An Indian reporter asks a Pakistani TV host, "As a believer, why are you afraid of shari'ah law?" His answer is illuminating in many ways. For one thing, it indicates how much violent intimidation underlies popular support for Sharia. Most people, given a free choice, would not choose to live under a draconian totalitarian system. They might choose to do so if they're convinced it is the will of the One who created them, and to whom they will be accountable. Or they might choose to do so if they know they'll be killed for choosing differently. But that, of course, exposes the weakness at the heart of the jihad movement. They can win the hearts and minds of a few, but most will be going along because they're too afraid not to. That situation could be exploited by the non-Muslim West, but only by someone who had the courage to stand up to Sharia and declare explicit opposition to it. No such Churchill, however, is on the horizon.

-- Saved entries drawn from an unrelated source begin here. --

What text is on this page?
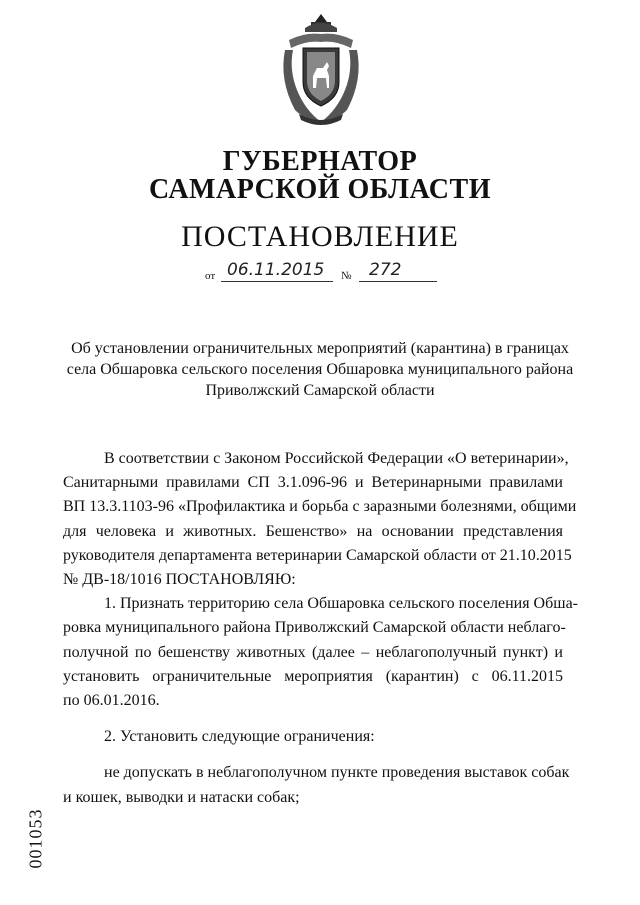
ГУБЕРНАТОР
САМАРСКОЙ ОБЛАСТИ
ПОСТАНОВЛЕНИЕ
от 06.11.2015 № 272
Об установлении ограничительных мероприятий (карантина) в границах
села Обшаровка сельского поселения Обшаровка муниципального района
Приволжский Самарской области
В соответствии с Законом Российской Федерации «О ветеринарии»,
Санитарными правилами СП 3.1.096-96 и Ветеринарными правилами
ВП 13.3.1103-96 «Профилактика и борьба с заразными болезнями, общими
для человека и животных. Бешенство» на основании представления
руководителя департамента ветеринарии Самарской области от 21.10.2015
№ ДВ-18/1016 ПОСТАНОВЛЯЮ:
1. Признать территорию села Обшаровка сельского поселения Обша-
ровка муниципального района Приволжский Самарской области неблаго-
получной по бешенству животных (далее – неблагополучный пункт) и
установить ограничительные мероприятия (карантин) с 06.11.2015
по 06.01.2016.
2. Установить следующие ограничения:
не допускать в неблагополучном пункте проведения выставок собак
и кошек, выводки и натаски собак;
001053
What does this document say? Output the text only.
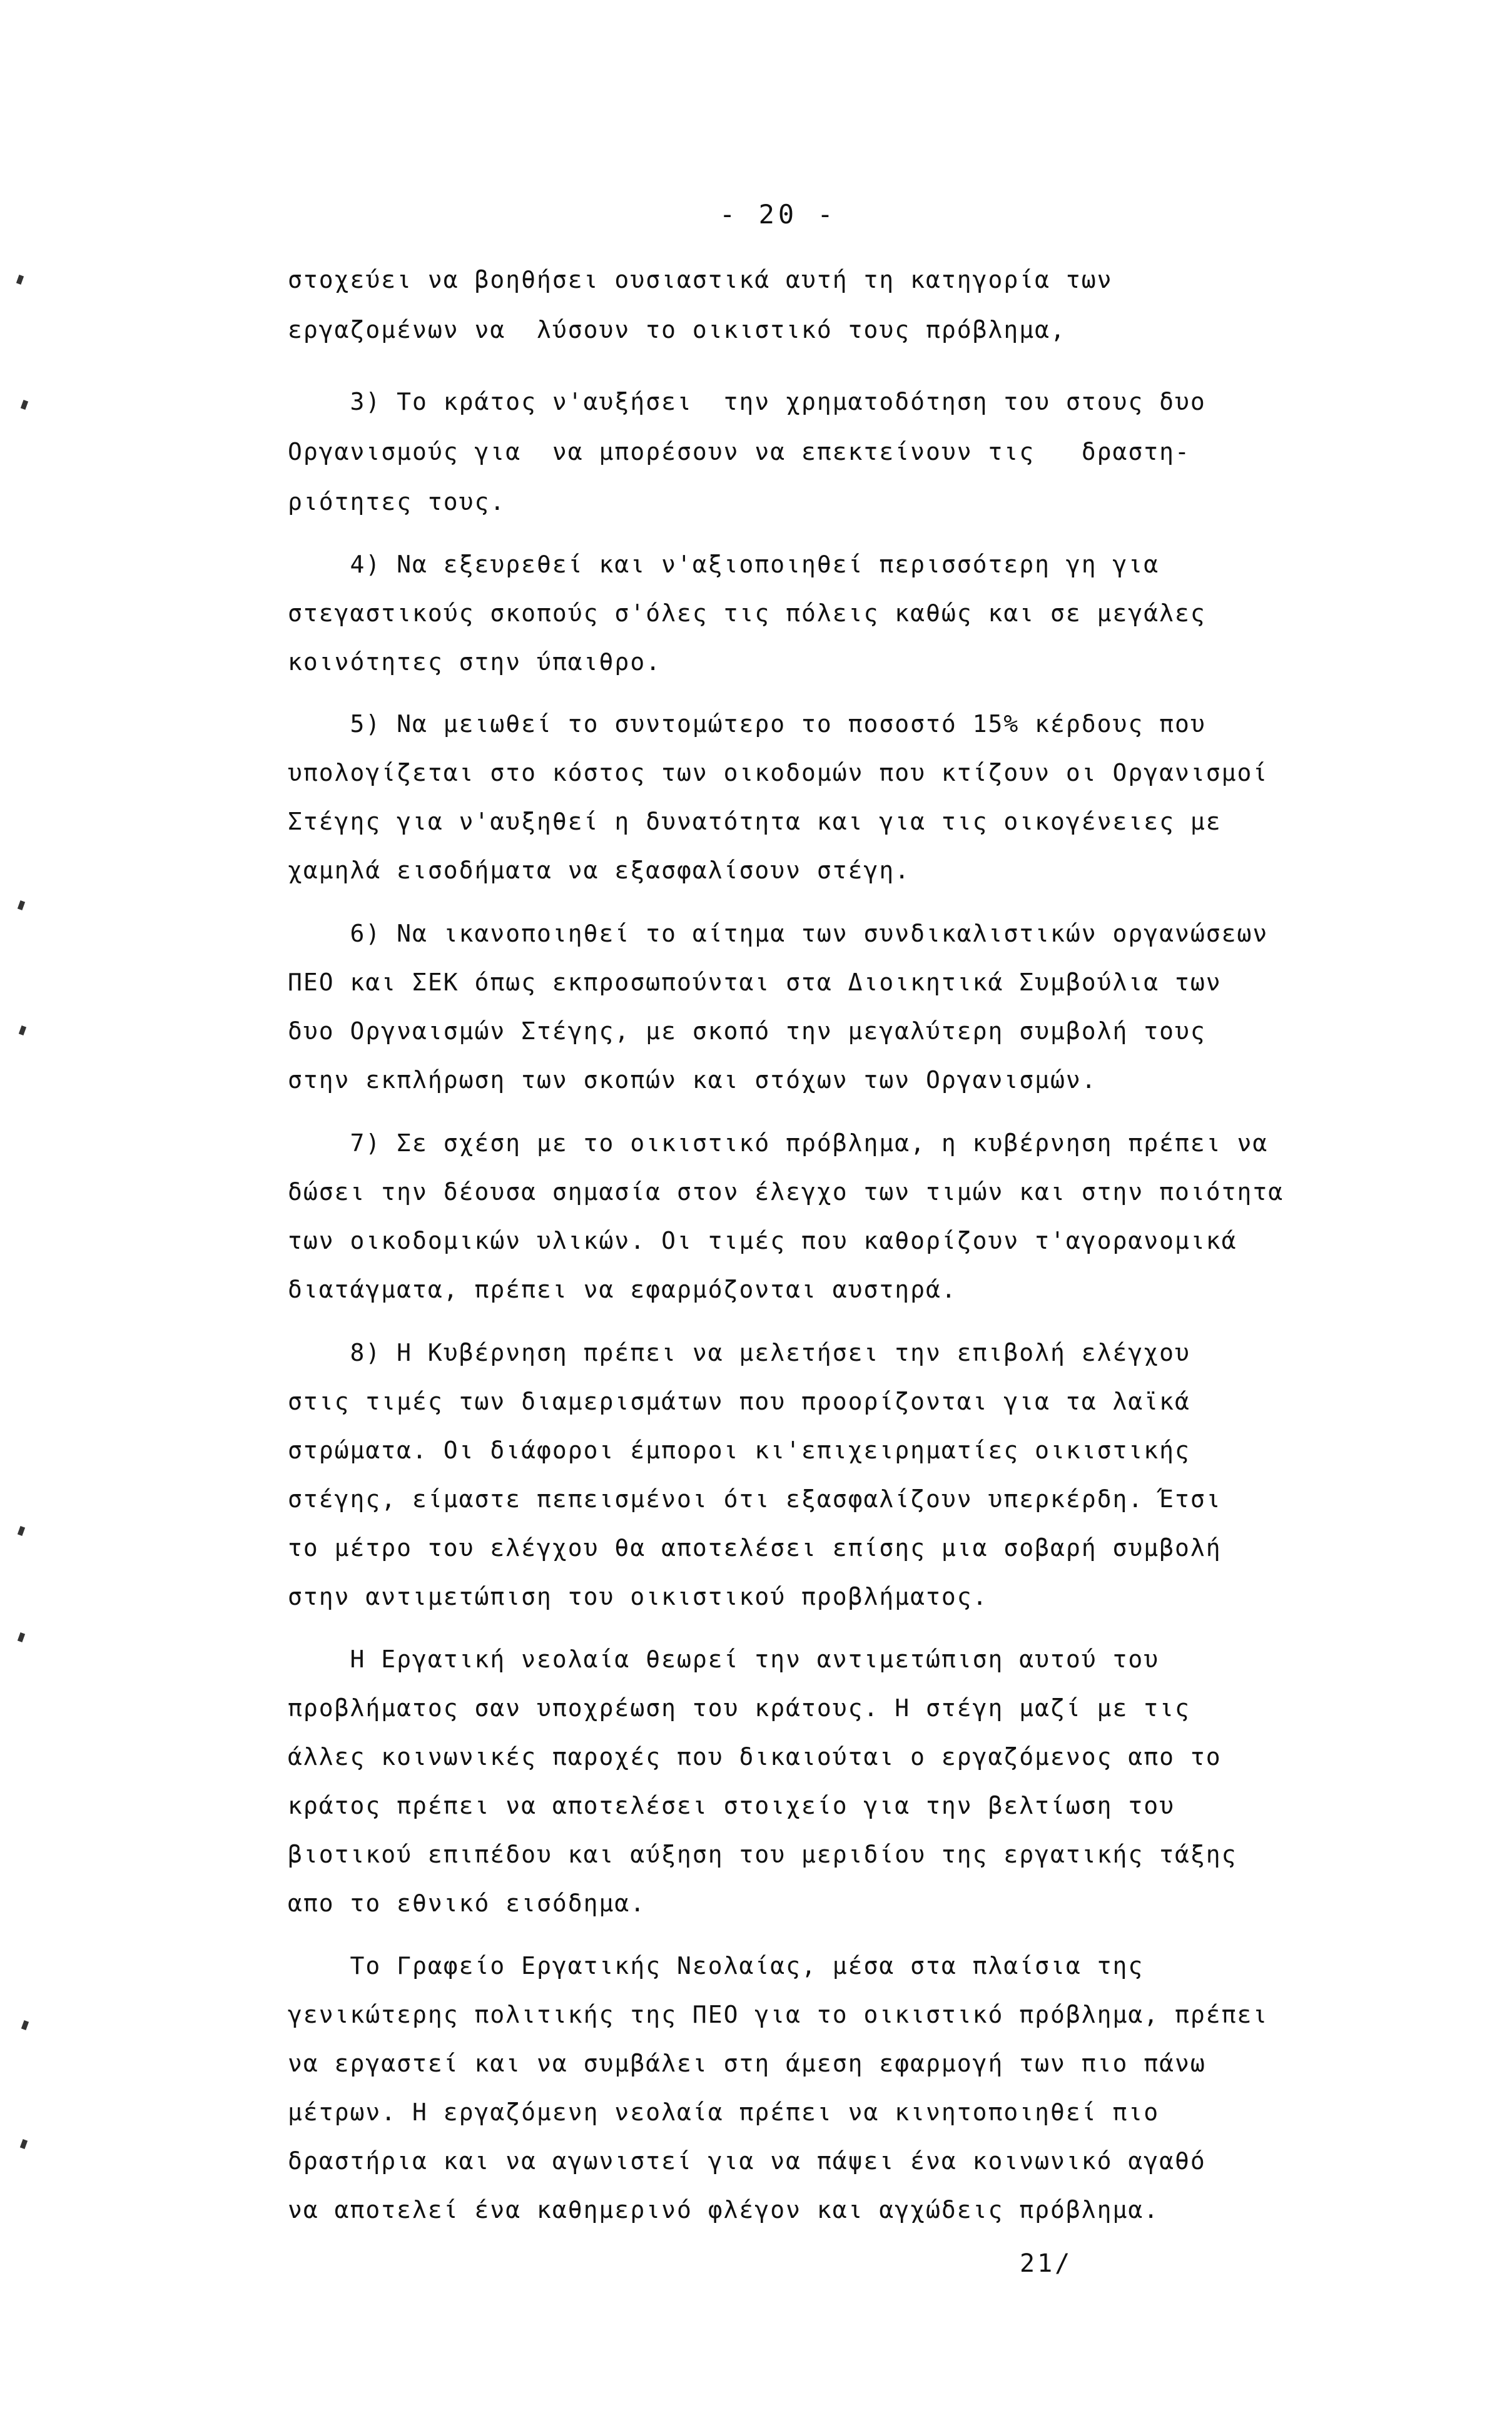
- 20 -

στοχεύει να βοηθήσει ουσιαστικά αυτή τη κατηγορία των

εργαζομένων να  λύσουν το οικιστικό τους πρόβλημα,

3) Το κράτος ν'αυξήσει  την χρηματοδότηση του στους δυο

Οργανισμούς για  να μπορέσουν να επεκτείνουν τις   δραστη-

ριότητες τους.

4) Να εξευρεθεί και ν'αξιοποιηθεί περισσότερη γη για

στεγαστικούς σκοπούς σ'όλες τις πόλεις καθώς και σε μεγάλες

κοινότητες στην ύπαιθρο.

5) Να μειωθεί το συντομώτερο το ποσοστό 15% κέρδους που

υπολογίζεται στο κόστος των οικοδομών που κτίζουν οι Οργανισμοί

Στέγης για ν'αυξηθεί η δυνατότητα και για τις οικογένειες με

χαμηλά εισοδήματα να εξασφαλίσουν στέγη.

6) Να ικανοποιηθεί το αίτημα των συνδικαλιστικών οργανώσεων

ΠΕΟ και ΣΕΚ όπως εκπροσωπούνται στα Διοικητικά Συμβούλια των

δυο Οργναισμών Στέγης, με σκοπό την μεγαλύτερη συμβολή τους

στην εκπλήρωση των σκοπών και στόχων των Οργανισμών.

7) Σε σχέση με το οικιστικό πρόβλημα, η κυβέρνηση πρέπει να

δώσει την δέουσα σημασία στον έλεγχο των τιμών και στην ποιότητα

των οικοδομικών υλικών. Οι τιμές που καθορίζουν τ'αγορανομικά

διατάγματα, πρέπει να εφαρμόζονται αυστηρά.

8) Η Κυβέρνηση πρέπει να μελετήσει την επιβολή ελέγχου

στις τιμές των διαμερισμάτων που προορίζονται για τα λαϊκά

στρώματα. Οι διάφοροι έμποροι κι'επιχειρηματίες οικιστικής

στέγης, είμαστε πεπεισμένοι ότι εξασφαλίζουν υπερκέρδη. Έτσι

το μέτρο του ελέγχου θα αποτελέσει επίσης μια σοβαρή συμβολή

στην αντιμετώπιση του οικιστικού προβλήματος.

Η Εργατική νεολαία θεωρεί την αντιμετώπιση αυτού του

προβλήματος σαν υποχρέωση του κράτους. Η στέγη μαζί με τις

άλλες κοινωνικές παροχές που δικαιούται ο εργαζόμενος απο το

κράτος πρέπει να αποτελέσει στοιχείο για την βελτίωση του

βιοτικού επιπέδου και αύξηση του μεριδίου της εργατικής τάξης

απο το εθνικό εισόδημα.

Το Γραφείο Εργατικής Νεολαίας, μέσα στα πλαίσια της

γενικώτερης πολιτικής της ΠΕΟ για το οικιστικό πρόβλημα, πρέπει

να εργαστεί και να συμβάλει στη άμεση εφαρμογή των πιο πάνω

μέτρων. Η εργαζόμενη νεολαία πρέπει να κινητοποιηθεί πιο

δραστήρια και να αγωνιστεί για να πάψει ένα κοινωνικό αγαθό

να αποτελεί ένα καθημερινό φλέγον και αγχώδεις πρόβλημα.

21/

"Islamists taking over Pakistan," from The Pioneer (thanks to Andrew Bostom):
Sushant Sareen, recently in Pakistan, explains the onward march of radical Islam in this first of a series of despatches
If Pakistan is an Islamic country, what is your objection to imposing shari'ah as is being demanded by the mullahs? As a believer, why are you afraid of shari'ah law?" I asked a former editor of an Urdu daily and currently the host of a TV programme. His answer: "As an Indian, you obviously would like to see Pakistan go into the Stone Age". I persisted: "Isn't the ideal concept of state in Islam the city state established by the Prophet in which Islamic law was the basic law?" He replied: "That would mean going back into the stone age". I pushed a little further and asked: "Are you willing to say this outside the confines of your office, and stand up in public for what you believe". He looked horrified and said: "Do you think I am mad? I won't be alive an hour after I say this in public".
Clearly, the Islamists are winning the ideological debate on the role of Islam in Pakistan. The liberal, and moderate, sections of Pakistani society are unable to present any convincing argument against the Islamists. Partly because of this, and partly as a result of the persecution complex that Muslims around the world have developed, Pakistani society is getting more and more Islamised and radicalised.